I once was exactly where you are, didn't finish any songs, didn't get anywhere with my recordings, nada. What I did do though, was continuing writing a lot of song ideas, bits and pieces of unfinished material which made me foolishly think that I made progress "I'm still writing all these great song ideas.", so that must make me a songwriter I lied to myself.
My rude awakening came when I read 1) An essay by Oscar Hammerstein II called "Notes on lyrics", 2) The book "Songwriters on Songwriting" by Paul Zollo, 3) A poem called "So you wan't to be a writer?" by Charles Bukowski. I stumbled upon all of these at a time in my life when I was in a creative and productive kind of limbo much like yourself.
The consensus is about the same in all of them. It's harsh but it's fact.
If you don't finish songs, they're not songs and you're no songwriter.

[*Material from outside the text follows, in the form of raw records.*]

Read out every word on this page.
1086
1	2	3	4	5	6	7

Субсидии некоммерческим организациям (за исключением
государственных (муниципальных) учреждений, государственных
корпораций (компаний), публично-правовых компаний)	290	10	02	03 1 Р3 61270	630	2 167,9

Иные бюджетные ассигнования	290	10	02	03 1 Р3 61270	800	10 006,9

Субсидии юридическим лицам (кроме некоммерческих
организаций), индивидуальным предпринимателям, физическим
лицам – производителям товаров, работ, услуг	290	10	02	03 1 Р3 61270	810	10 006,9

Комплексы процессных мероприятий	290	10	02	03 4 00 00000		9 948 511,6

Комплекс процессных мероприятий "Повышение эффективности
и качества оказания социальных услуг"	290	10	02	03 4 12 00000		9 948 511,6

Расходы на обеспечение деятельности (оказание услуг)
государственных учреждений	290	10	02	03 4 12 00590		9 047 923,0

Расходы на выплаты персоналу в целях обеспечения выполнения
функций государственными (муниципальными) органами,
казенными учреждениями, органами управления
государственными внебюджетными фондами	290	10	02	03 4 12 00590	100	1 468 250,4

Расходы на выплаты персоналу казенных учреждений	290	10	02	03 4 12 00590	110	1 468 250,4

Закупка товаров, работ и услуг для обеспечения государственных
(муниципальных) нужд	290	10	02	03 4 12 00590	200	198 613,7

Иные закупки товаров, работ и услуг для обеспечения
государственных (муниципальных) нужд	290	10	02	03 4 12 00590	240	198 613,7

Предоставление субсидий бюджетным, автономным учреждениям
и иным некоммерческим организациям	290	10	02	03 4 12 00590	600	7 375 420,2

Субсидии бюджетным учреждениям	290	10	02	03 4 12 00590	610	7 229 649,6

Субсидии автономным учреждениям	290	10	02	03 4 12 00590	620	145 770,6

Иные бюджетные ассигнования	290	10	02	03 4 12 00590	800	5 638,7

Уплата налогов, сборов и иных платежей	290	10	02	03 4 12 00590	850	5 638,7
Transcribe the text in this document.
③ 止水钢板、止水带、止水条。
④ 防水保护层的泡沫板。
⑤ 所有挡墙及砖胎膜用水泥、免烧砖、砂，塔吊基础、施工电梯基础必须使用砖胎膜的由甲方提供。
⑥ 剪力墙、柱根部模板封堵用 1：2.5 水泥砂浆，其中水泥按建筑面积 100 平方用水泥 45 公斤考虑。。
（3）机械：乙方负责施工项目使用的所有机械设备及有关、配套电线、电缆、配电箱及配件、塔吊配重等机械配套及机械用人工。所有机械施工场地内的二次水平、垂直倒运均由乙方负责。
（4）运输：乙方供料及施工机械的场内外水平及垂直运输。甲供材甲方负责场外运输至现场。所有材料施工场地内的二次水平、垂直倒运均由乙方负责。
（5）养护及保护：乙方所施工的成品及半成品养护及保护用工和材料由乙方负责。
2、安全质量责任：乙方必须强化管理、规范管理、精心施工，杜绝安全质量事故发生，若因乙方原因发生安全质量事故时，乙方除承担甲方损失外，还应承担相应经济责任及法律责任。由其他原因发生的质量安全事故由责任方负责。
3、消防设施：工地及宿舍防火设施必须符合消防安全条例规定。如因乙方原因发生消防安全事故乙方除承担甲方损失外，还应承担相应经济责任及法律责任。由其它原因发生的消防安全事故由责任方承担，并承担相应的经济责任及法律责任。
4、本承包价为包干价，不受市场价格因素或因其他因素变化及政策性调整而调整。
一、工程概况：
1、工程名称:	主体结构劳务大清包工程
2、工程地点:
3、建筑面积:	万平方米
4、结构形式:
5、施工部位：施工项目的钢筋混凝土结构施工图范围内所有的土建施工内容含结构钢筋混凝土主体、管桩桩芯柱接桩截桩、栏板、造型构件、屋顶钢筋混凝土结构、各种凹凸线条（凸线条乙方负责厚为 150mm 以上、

This was very hard for me to take in. My whole life was surrounded by the fact that my little bits and pieces was songs, therefore making me a songwriter. But I was wrong and I stopped completely calling myself a songwriter after that.
One song.
That was my new goal. If I can finish one song only, good or bad, I will be a songwriter. A real songwriter.
Since then I've written hundreds. Not all of them good unfortunately, but to tell you the truth, I don't expect them to be. Today I see my songs like they stand in a line waiting for their turn. I can
not pick the order, I can only write them one at the time. It might be that the next 10 songs in the line will be bad ones, but I've learned over the years, the good ones will come, they always do.
Hope this helps and turn out to be a kick in the backside!!!